"If you misread facial expressions, you're in social trouble, no matter what other social skills you have," says Emory psychologist Steve Nowicki. Photos, above and below: istockphoto.com.
By Carol Clark
Children suffering from extreme social anxiety are trapped in a nightmare of misinterpreted facial expressions: They confuse angry faces with sad ones, a new study shows.
“If you misread facial expressions, you’re in social trouble, no matter what other social skills you have,” says Emory psychologist Steve Nowicki, a clinical researcher who developed the tests used in the study. “It can make life very difficult, because other people’s faces are like a prism through which we look at the world.”
It’s easy to assume that a socially anxious child would be especially sensitive to anger. “It turns out that they never learn to pick up on anger and often make the error of seeing it as sadness,” Nowicki says. “It sets up a very problematic interaction.”
Some socially anxious children long to interact with others, he says, and may try to comfort someone they think is sad, but who is actually angry. “They want to help, because they’re good kids,” Nowicki says. “I’ve seen these kids trying to make a friend, and keep trying, but they keep getting rebuffed and are never aware of the reason why.”
The study was co-authored by Amy Walker, a former undergraduate student at Emory, now at Yeshiva University, and will be published in the Journal of Genetic Psychology.
It is unclear whether misreading the facial expression is linked to the cause of the anxiety, or merely contributing to it.
By identifying the patterns of errors in nonverbal communication, Nowicki hopes to create better diagnostic tools and interventions for those affected with behavioral disorders.
For more than two decades, in association with Emory psychologist Marshall Duke, Nowicki has produced a groundbreaking body of work on how non-verbal communication impacts a child’s development. They have found that in a range of children with behavioral disorders, including high-functioning autism, direct teaching can improve their non-verbal communication.

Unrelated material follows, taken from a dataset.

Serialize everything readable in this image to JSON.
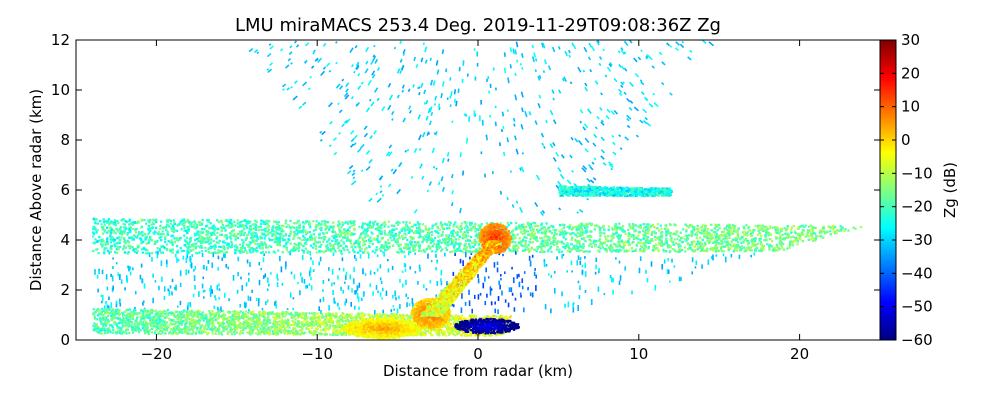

“When I first started this work, people asked me, why are you doing this? Everybody can recognize emotions in faces,” Nowicki recalls. Nonverbal communication was not taken that seriously, and relegated to popular magazine articles like, “Seven ways to improve your body language.”
In his clinical practice, however, Nowicki noticed that some children who had trouble socializing appeared to misinterpret nonverbal clues. He sought ways to measure the deficits and remediate them.

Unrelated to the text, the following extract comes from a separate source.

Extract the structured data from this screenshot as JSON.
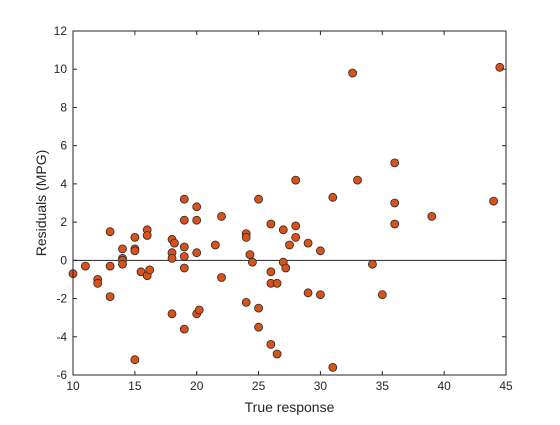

“My heart went out to these kids,” he says. “I had the idea that nonverbal communication could be taught. It’s a skill, not something mysterious.”
Nowicki and Duke termed the coin “dyssemia,” meaning the inability to process signs. They also developed the Diagnostic Analysis of Nonverbal Accuracy (DANVA) to assess subtle cues to emotional expressions, including visual signals and tone and cadence of voice. DANVA is now widely used by researchers in studies of everything from emotionally disturbed children to the relationships between doctors and their patients.